The above serves to illustrate that an MDG approach to development needs major refinement if it is to address the fundamental development challenges aid recipient poor countries face. Aid could play a significant role in the development process of recipient countries if the areas it should finance are limited to interventions that produce tangible results that improve a country’s capacity to service the loans in the short to medium term (the argument for long term is diversionary because, as Keynes said, in the long run all of us shall be dead!). Following frustration with aid, some poor countries are beginning to resist aid, which of course means that such countries would have to rely on their human and natural resources to cause development in their countries, which could take much longer time but hopefully produce sustainable development that is rooted in the economic fundamentals of such economies. However, such a route could be difficult to follow within the current global architecture. Increasingly, the global financial architecture is coming under attack and the World could witness more challenges akin to the Global Financial Crisis, which could make the realization of economic growth and human development an uphill task in the coming years, especially in poor countries.

A post 2015 MDG – plus agenda should continue to focus on human development but with refinement in approach especially the enhancement of individual as well as household capacity to emancipate themselves from poverty. Such approach would call for ensuring that every individual gets a decent job (the majority) or has access to productive assets (the few that can afford) that would enable him or her to earn a decent living (I am not preaching socialism here; the mode of production would still remain market based). The state would have to focus more on the provision of public goods, especially economic infrastructure. The state would continue to provide high quality social services especially education, health, and water, mainly to the poor (quality should be prioritized against quantity – if both could be achieved, the better). A post 2015 MDG Plus development agenda should prioritize utilization of a poor country’s natural as well as human resources; aid should play just a supportive role in this regard. Such approach calls for express focus on industrialization, development and utilization of technology in various fields, and value addition to raw materials that poor countries produce. This may call for revisiting of the international trade arrangements made between poor and rich countries, with a view to making it possible for poor countries to increase their share in world trade.

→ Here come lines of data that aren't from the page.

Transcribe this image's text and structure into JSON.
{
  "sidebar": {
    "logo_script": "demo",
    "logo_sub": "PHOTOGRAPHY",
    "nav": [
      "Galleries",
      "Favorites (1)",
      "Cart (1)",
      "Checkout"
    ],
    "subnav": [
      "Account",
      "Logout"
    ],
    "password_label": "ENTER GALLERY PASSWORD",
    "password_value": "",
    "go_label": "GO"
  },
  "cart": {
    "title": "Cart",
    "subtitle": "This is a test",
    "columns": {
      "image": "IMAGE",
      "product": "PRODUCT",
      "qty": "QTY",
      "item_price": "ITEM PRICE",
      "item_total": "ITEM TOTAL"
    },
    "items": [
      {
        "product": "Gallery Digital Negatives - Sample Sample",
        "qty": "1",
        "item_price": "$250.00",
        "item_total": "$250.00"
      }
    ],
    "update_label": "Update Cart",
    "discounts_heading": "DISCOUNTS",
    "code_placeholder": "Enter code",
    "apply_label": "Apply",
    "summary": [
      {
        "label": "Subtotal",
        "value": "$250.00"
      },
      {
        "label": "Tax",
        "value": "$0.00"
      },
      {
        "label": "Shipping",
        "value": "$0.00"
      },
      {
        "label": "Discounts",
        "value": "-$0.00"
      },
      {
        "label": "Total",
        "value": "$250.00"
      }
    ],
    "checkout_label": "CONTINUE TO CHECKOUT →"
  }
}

A focus on the measure of progress is something that is less desirable though important – both at national and global levels. While targeting of the vulnerable and the poor as an approach should continue to be used, the major emphasis should be more on participation by all in the economic growth process (inclusive growth of the vulnerable such as women, marginalized people, etc.). Poverty measurement, its merits notwithstanding, seems to have consumed more resources compared to the resources for fighting it. Such support should be on pure grant basis to poor countries – including support to statistical offices, and research institutions. Such institutions could continue to do a good job in poverty measurement – but funded by grants and not aid.